Basu, too, sees the value of the Technology Innovation concentration in interweaving a technical degree with knowledge about where industry places value: “When you can show a company that you not only understand the technology, but that you also understand the business and customer base enough to cater your work to add value to the consumer—that really helps with the interview process.”
Basu works in West Virginia at the Tabler Station start-up site for Procter & Gamble as a power, controls and information systems engineer. He notes that when you can understand the technology behind the entire system and pinpoint an area that can be optimized, companies see the value in you as an engineer. The site manufactures all hair care products for Procter & Gamble; he works to optimize the production process. If an employee can look at the production line, see that the shampoo bottling/filling process is an area for improvement, develop a solution to speed that process up, and present it to the company showing that it is not only innovative but also saving time and money, value is added.
The minors and concentrations within the College of Engineering allow students to develop expertise that complements their major. Jesse Batson (ME’17), who graduated with a concentration in aerospace engineering and a minor in astronomy, says that being able to understand both the engineering and research sides allows for smoother communication and product development. Aerospace is rooted in engineering; space technology in scientific and technical research.
Explains Batson, who is working on a master’s degree in mechanical engineering, “A lot of the space industry, whether it’s industry or government, focuses not only on aerospace engineering, which is all within the atmosphere, but also space technology, which is more about developing satellites. Having both the minor and concentration becomes really helpful if I’m on an engineering team and we have to talk to the scientific research team—it’s always beneficial if the engineers know about the research side and vice versa. I would be good at communicating effectively between the two teams because of my knowledge in both areas.”
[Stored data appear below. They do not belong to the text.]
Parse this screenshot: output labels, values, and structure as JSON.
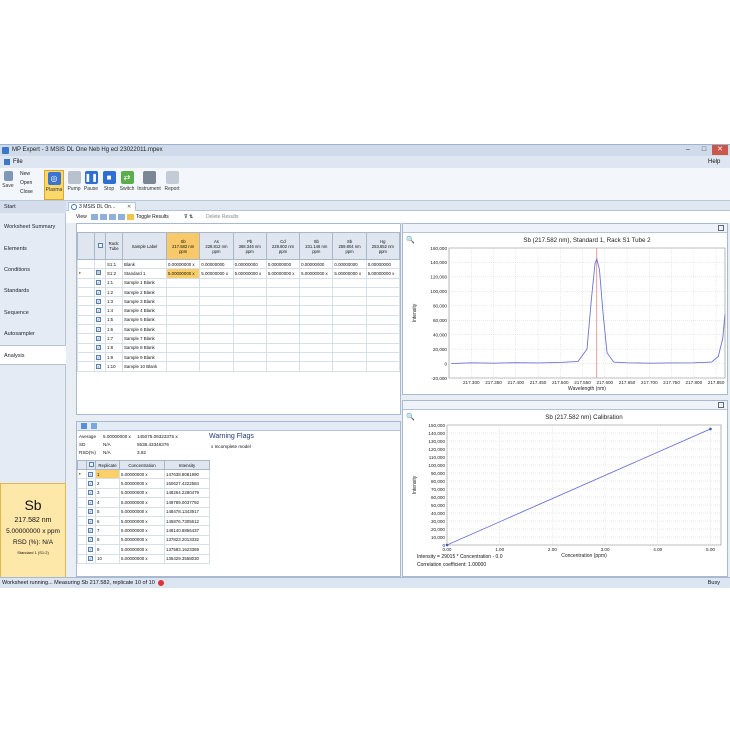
{
  "window": {
    "title": "MP Expert - 3 MSIS DL One Neb Hg ecl 23022011.mpex"
  },
  "menu": {
    "file": "File",
    "help": "Help"
  },
  "ribbon": {
    "save": "Save",
    "new": "New",
    "open": "Open",
    "close": "Close",
    "buttons": [
      "Plasma",
      "Pump",
      "Pause",
      "Stop",
      "Switch",
      "Instrument",
      "Report"
    ]
  },
  "start_label": "Start",
  "nav": [
    "Worksheet Summary",
    "Elements",
    "Conditions",
    "Standards",
    "Sequence",
    "Autosampler",
    "Analysis"
  ],
  "doc_tab": "3 MSIS DL On...",
  "viewbar": {
    "view": "View",
    "toggle": "Toggle Results",
    "delete": "Delete Results"
  },
  "grid": {
    "headers": {
      "rack": "Rack:\nTube",
      "label": "Sample Label"
    },
    "element_cols": [
      {
        "el": "Sb",
        "wl": "217.582 nm",
        "unit": "ppm"
      },
      {
        "el": "As",
        "wl": "228.812 nm",
        "unit": "ppm"
      },
      {
        "el": "Pb",
        "wl": "368.346 nm",
        "unit": "ppm"
      },
      {
        "el": "Cd",
        "wl": "228.802 nm",
        "unit": "ppm"
      },
      {
        "el": "Sb",
        "wl": "231.146 nm",
        "unit": "ppm"
      },
      {
        "el": "Sb",
        "wl": "259.804 nm",
        "unit": "ppm"
      },
      {
        "el": "Hg",
        "wl": "253.652 nm",
        "unit": "ppm"
      }
    ],
    "rows": [
      {
        "rack": "S1:1",
        "label": "Blank",
        "vals": [
          "0.00000000 x",
          "0.00000000",
          "0.00000000",
          "0.00000000",
          "0.00000000",
          "0.00000000",
          "0.00000000"
        ]
      },
      {
        "rack": "S1:2",
        "label": "Standard 1",
        "vals": [
          "5.00000000 x",
          "5.00000000 x",
          "5.00000000 x",
          "5.00000000 x",
          "5.00000000 x",
          "5.00000000 x",
          "5.00000000 x"
        ]
      },
      {
        "rack": "1:1",
        "label": "Sample 1 Blank",
        "vals": [
          "",
          "",
          "",
          "",
          "",
          "",
          ""
        ]
      },
      {
        "rack": "1:2",
        "label": "Sample 2 Blank",
        "vals": [
          "",
          "",
          "",
          "",
          "",
          "",
          ""
        ]
      },
      {
        "rack": "1:3",
        "label": "Sample 3 Blank",
        "vals": [
          "",
          "",
          "",
          "",
          "",
          "",
          ""
        ]
      },
      {
        "rack": "1:4",
        "label": "Sample 4 Blank",
        "vals": [
          "",
          "",
          "",
          "",
          "",
          "",
          ""
        ]
      },
      {
        "rack": "1:5",
        "label": "Sample 5 Blank",
        "vals": [
          "",
          "",
          "",
          "",
          "",
          "",
          ""
        ]
      },
      {
        "rack": "1:6",
        "label": "Sample 6 Blank",
        "vals": [
          "",
          "",
          "",
          "",
          "",
          "",
          ""
        ]
      },
      {
        "rack": "1:7",
        "label": "Sample 7 Blank",
        "vals": [
          "",
          "",
          "",
          "",
          "",
          "",
          ""
        ]
      },
      {
        "rack": "1:8",
        "label": "Sample 8 Blank",
        "vals": [
          "",
          "",
          "",
          "",
          "",
          "",
          ""
        ]
      },
      {
        "rack": "1:9",
        "label": "Sample 9 Blank",
        "vals": [
          "",
          "",
          "",
          "",
          "",
          "",
          ""
        ]
      },
      {
        "rack": "1:10",
        "label": "Sample 10 Blank",
        "vals": [
          "",
          "",
          "",
          "",
          "",
          "",
          ""
        ]
      }
    ]
  },
  "stats": {
    "average_label": "Average",
    "average_conc": "5.00000000 x",
    "average_int": "145075.09323375 x",
    "sd_label": "SD",
    "sd_conc": "N/A",
    "sd_int": "5538.43346376",
    "rsd_label": "RSD(%)",
    "rsd_conc": "N/A",
    "rsd_int": "3.82"
  },
  "warning": {
    "title": "Warning Flags",
    "item": "x Incomplete model"
  },
  "replicates": {
    "headers": [
      "Replicate",
      "Concentration",
      "Intensity"
    ],
    "rows": [
      [
        "1",
        "5.00000000 x",
        "147638.8081990"
      ],
      [
        "2",
        "5.00000000 x",
        "150627.4222584"
      ],
      [
        "3",
        "5.00000000 x",
        "148264.2280479"
      ],
      [
        "4",
        "5.00000000 x",
        "149789.0037792"
      ],
      [
        "5",
        "5.00000000 x",
        "148478.1343917"
      ],
      [
        "6",
        "5.00000000 x",
        "145876.7305612"
      ],
      [
        "7",
        "5.00000000 x",
        "148140.8856437"
      ],
      [
        "8",
        "5.00000000 x",
        "137823.2013332"
      ],
      [
        "9",
        "5.00000000 x",
        "137583.1623369"
      ],
      [
        "10",
        "5.00000000 x",
        "136429.3558030"
      ]
    ]
  },
  "summary": {
    "element": "Sb",
    "wavelength": "217.582 nm",
    "conc": "5.00000000 x ppm",
    "rsd": "RSD (%): N/A",
    "sub": "Standard 1 (S1:2)"
  },
  "status": {
    "text": "Worksheet running... Measuring Sb 217.582, replicate 10 of 10",
    "busy": "Busy"
  },
  "chart_data": [
    {
      "type": "line",
      "title": "Sb (217.582 nm), Standard 1, Rack S1 Tube 2",
      "xlabel": "Wavelength (nm)",
      "ylabel": "Intensity",
      "xlim": [
        217.25,
        217.87
      ],
      "ylim": [
        -20000,
        160000
      ],
      "xticks": [
        "217.300",
        "217.350",
        "217.400",
        "217.450",
        "217.500",
        "217.550",
        "217.600",
        "217.650",
        "217.700",
        "217.750",
        "217.800",
        "217.850"
      ],
      "yticks": [
        "-20,000",
        "0",
        "20,000",
        "40,000",
        "60,000",
        "80,000",
        "100,000",
        "120,000",
        "140,000",
        "160,000"
      ],
      "series": [
        {
          "x": [
            217.255,
            217.3,
            217.35,
            217.4,
            217.45,
            217.5,
            217.54,
            217.56,
            217.57,
            217.578,
            217.582,
            217.588,
            217.596,
            217.605,
            217.62,
            217.65,
            217.7,
            217.75,
            217.8,
            217.84,
            217.855,
            217.865,
            217.87
          ],
          "values": [
            0,
            1000,
            500,
            1200,
            800,
            1500,
            3000,
            20000,
            90000,
            138000,
            145000,
            130000,
            70000,
            15000,
            2000,
            1000,
            500,
            800,
            1000,
            2000,
            10000,
            35000,
            68000
          ]
        }
      ],
      "markers": [
        217.582
      ]
    },
    {
      "type": "line",
      "title": "Sb (217.582 nm) Calibration",
      "xlabel": "Concentration (ppm)",
      "ylabel": "Intensity",
      "xlim": [
        0,
        5.2
      ],
      "ylim": [
        0,
        150000
      ],
      "xticks": [
        "0.00",
        "1.00",
        "2.00",
        "3.00",
        "4.00",
        "5.00"
      ],
      "yticks": [
        "0",
        "10,000",
        "20,000",
        "30,000",
        "40,000",
        "50,000",
        "60,000",
        "70,000",
        "80,000",
        "90,000",
        "100,000",
        "110,000",
        "120,000",
        "130,000",
        "140,000",
        "150,000"
      ],
      "series": [
        {
          "x": [
            0,
            5
          ],
          "values": [
            0,
            145075
          ]
        }
      ],
      "equation": "Intensity = 29015 * Concentration - 0.0",
      "correlation": "Correlation coefficient: 1.00000"
    }
  ]
}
“Mechanical engineering is a broad degree and you can do many things with it after graduation,” Toll-Villagra agrees. “That’s probably why I picked manufacturing engineering as a concentration, because we learned about topics like efficiency and supply chains, which are highly used in manufacturing but also apply to any industry.”
“At the job interview level, the technology innovation concentration is a good way of building a business-focused dialogue so that you can talk technically, but then also talk about what companies ultimately run on, or the business side,” Beltran concludes. “Then on the job, being able to have those skills can definitely impress managers and company leadership because you are more versed in some of the issues that they’re thinking about.”